Jago listened to the moaning as he walked by, hoping they would give him no attention.
‘Saw it myself, saw it I did,’ said one old woman in a shawl and sea-boots. ‘Teeth like a dog, skin the colour of death. If that wasn’t a Vampyre then I will eat my own foot.’
She eyed Jago warily as he walked by. He was covered in plaster dust and blood trickled down the side of his head. It was hard for him to keep his eyes staring at the cobbles. He wanted to turn and see her superstition for himself.
‘Last chance! Last chance before nightfall,’ the man on the stall shouted as he exchanged the talismans for crumpled notes that he gripped in his fingers. ‘Amulets – potions – Vampyre protection …’
Jago walked towards the entrance to the street that led along the harbour side from the marketplace. He knew the woman was still watching him; it was as if she knew who and what he was.
‘Boy!’ she shouted just as he reached the corner and the dark shadow of the narrow street. ‘You one of them from the Manor?’
Jago didn’t turn. He swallowed hard and kept his head down as he looked to the ground and tried to increase his pace without her seeing.
‘You, boy! You one of them from Streonshalgh?’ she asked again, with more accusation than question. Jago ran. ‘There’s one!’ she shouted and raised the alarm. ‘Streonshalgh boy – running down Sandgate.’
As one, the crowd turned. They caught the fleeting glimpse of his coat tail as he ran in to the mist that filled the street. Jago heard the shouts as he pressed on, knowing they would com
e after him.
The first shout of Vampyre came quickly. It echoed around him like the call of a hunter. The crowd screamed in odious delight and those protected with amulets gave chase. Their sea boots and hobnails clattered on the stone as the mob ran as one.
Jago did not know where to run. He wanted to stop, give himself up. They could inspect him, check the teeth in his mouth and see he was not a Vampyre. But, he knew they would not wait. He was the stranger, the outsider, the enemy in their midst, the boy from London. They would catch him and kill him, so he must not be caught.
The screams grew louder as the sound of the hunt spread from street to street. It overtook Jago as the warning spread and the calls of his pursuers ran ahead of him. People turned and looked, stared at his bloodstained face, saw his fear. Women screamed as they stepped from the curious little shops that sold vagabond clothes and ladies’ gloves. Jago sprinted on, turning towards the bridge just as the gates swung shut.
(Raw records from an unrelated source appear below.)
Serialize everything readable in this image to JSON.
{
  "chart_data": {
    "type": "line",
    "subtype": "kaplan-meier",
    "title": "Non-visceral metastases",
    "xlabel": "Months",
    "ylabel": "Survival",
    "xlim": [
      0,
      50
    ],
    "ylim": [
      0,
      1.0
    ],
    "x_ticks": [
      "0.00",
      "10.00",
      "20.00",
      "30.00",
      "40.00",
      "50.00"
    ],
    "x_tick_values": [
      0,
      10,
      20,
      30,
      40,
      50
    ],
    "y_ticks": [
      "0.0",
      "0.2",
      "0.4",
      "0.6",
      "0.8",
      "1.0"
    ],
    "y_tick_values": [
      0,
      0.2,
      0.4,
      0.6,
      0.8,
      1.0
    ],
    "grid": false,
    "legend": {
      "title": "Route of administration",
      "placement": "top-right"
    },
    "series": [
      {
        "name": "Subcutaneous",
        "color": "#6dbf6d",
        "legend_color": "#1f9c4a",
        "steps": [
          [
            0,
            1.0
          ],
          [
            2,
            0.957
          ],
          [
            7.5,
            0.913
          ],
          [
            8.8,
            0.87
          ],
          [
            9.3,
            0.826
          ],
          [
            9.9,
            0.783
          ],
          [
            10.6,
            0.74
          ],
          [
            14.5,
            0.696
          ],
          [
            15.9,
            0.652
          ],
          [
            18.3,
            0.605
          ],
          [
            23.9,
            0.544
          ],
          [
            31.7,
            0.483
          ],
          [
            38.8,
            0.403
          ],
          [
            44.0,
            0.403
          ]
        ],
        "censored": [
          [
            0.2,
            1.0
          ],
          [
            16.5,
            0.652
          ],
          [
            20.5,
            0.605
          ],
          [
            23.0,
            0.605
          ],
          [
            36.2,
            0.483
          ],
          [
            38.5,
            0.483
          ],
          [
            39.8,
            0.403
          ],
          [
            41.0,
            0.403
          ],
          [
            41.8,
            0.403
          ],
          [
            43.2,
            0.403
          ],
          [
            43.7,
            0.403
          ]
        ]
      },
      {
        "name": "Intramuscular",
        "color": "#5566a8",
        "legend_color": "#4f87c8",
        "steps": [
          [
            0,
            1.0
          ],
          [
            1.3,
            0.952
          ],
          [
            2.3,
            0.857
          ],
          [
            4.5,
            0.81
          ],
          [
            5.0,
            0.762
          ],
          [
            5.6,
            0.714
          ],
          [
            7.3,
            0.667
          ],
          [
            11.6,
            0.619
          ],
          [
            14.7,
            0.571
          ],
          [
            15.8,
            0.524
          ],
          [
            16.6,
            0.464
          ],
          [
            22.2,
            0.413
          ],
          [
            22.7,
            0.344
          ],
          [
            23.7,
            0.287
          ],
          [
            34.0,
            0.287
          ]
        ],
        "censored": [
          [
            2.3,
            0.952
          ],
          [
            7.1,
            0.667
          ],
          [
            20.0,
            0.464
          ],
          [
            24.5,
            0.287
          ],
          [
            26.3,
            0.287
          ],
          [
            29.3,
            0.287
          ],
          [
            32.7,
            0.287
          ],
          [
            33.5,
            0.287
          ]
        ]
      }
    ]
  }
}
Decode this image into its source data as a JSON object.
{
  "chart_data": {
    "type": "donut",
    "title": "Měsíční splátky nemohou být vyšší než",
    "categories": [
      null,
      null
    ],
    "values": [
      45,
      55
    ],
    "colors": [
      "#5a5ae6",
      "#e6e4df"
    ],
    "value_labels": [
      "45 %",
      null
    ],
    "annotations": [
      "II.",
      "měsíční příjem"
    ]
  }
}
He could feel the whirring of the gears beneath his feet. The road juddered and shook as the swing bridge started to open. The crowd pressed on, spilling from the narrow lane on to the road. They screamed as they caught sight of him in the mist.
‘That’s him! Vampyre boy!’ shouted one man ahead of the crowd.
Those waiting by the gates turned. A soldier made a grab for Jago and held tight to his jacket.
‘I’m not a Vampyre,’ Jago screamed in protest as he gripped the man and threw him to the ground with incredible force.
‘Look what he did,’ an old man shouted as the soldier slid across the road. ‘Vampyre!’
Jago leapt the gate and ran on to the swing bridge. It opened quickly, the gap between each side widening by the second. Already the pursuers were nearly upon him. He ran on, checking the distance he would have to leap.
‘I’ll stop him,’ Jago heard as he ran faster. There was a click of a rifle bolt and then a shot. The bullet whistled passed his head and smashed the glass of a disused lamp post.
The bridge opened wider as a fishing boat came towards it. Jago ran on as the crowd pushed open the gate to follow on.